Esso presuppone un’intensa carica emotiva, una sofferenza interiore davanti
agli errori di cristiani coinvolti nell’avarizia, nella lussuria, nello
scandalo. Nello stile sublime è essenziale l’ardore dell’animo: gli ornamenti
retorici non sono direttamente ricercati, ma nascono dall’impeto emotivo. In
genere si ricorre quasi senza accorgersene a figure di pensiero come a
interrogative incalzanti e spezzate, ad apostrofi agli ascoltatori, a
illuminanti metafore, ad esempi del passato, ad accumulazione di termini con
enumerazioni e paradossi, in alcuni casi ad ironia sferzante, ma anche ad
anafore ed epifore, cioè a periodi che incominciano e finiscono con la stessa
parola; importante è ricostruire e demolire i meccanismi psicologici di difesa
che l’uditore inconsciamente vive.
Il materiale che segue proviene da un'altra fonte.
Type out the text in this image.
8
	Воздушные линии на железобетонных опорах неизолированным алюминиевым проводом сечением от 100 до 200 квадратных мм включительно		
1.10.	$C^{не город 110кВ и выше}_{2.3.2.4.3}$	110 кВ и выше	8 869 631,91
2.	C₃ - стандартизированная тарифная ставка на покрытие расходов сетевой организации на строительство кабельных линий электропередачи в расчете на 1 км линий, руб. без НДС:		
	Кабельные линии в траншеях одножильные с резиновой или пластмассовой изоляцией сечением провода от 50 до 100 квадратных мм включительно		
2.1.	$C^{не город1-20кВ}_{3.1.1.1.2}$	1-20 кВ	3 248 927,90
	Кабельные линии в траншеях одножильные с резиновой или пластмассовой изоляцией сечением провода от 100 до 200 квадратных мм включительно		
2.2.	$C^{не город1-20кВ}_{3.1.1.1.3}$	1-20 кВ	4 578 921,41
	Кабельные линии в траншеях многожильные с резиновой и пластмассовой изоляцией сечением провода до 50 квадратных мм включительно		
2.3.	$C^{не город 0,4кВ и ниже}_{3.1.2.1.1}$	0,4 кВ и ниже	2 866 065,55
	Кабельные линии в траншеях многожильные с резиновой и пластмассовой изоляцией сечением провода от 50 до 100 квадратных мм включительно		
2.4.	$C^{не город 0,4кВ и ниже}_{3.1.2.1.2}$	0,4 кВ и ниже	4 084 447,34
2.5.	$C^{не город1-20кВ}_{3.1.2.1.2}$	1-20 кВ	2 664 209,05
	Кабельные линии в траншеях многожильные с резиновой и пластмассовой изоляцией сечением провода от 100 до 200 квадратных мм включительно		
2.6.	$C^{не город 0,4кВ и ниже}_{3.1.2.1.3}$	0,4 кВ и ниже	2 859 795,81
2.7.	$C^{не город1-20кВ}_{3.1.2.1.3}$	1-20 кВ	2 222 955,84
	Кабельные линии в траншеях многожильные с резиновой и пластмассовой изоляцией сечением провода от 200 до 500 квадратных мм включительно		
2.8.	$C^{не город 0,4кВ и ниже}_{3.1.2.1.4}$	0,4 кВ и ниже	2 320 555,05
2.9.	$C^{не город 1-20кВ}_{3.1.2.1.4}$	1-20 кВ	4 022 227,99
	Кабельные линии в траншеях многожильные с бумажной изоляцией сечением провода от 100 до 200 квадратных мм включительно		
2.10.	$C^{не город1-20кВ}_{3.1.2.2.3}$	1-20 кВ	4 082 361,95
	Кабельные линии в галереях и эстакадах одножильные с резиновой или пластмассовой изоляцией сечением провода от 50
Agostino ricorre allo stile sublime in
alcuni suoi sermoni, in particolare quando cerca senza acidità moralistica ma
con fraternità di distogliere i cristiani dall’avarizia, dall’adulterio, dai
disordini sessuali, dalla piaga della prostituzione e degli spettacoli
immorali, proponendo e demolendo le motivazioni degli ascoltatori che
ritenevano questo un segno di civiltà e di libertà. Egualmente con intensa
carica emotiva, con un ritmo spezzato come in un singhiozzo, Agostino si rivolge
ai suoi fedeli e a coloro che avevano cercato riparo nella provincia d’Africa,
parlando della distruzione di Roma del 410 per opera di Alarico, e mostrando la
falsità delle obiezioni di coloro che davano la colpa ai cristiani di questa
enorme sventura, segno della decadenza dell’impero. Occorre tuttavia aggiungere
che un buon oratore cristiano sa variare gli stili all’interno del suo discorso
e passare da uno stile ornato ed empatico, prevalentemente nell’esordio, allo
stile semplice nel presentare la verità cristiana, per arrivare allo stile
sublime nel persuadere gli ascoltatori a vivere concretamente la loro fede.
Un’ultima osservazione agostiniana: per essere un buon oratore cristiano, prima
devi essere un orante, perché nelle mani di Dio siamo noi e i nostri discorsi. È
lo Spirito di Dio che “in quell’ora”, l’ora del nostro discorso ai fratelli,
interviene nelle parole dell’oratore e le rende efficaci.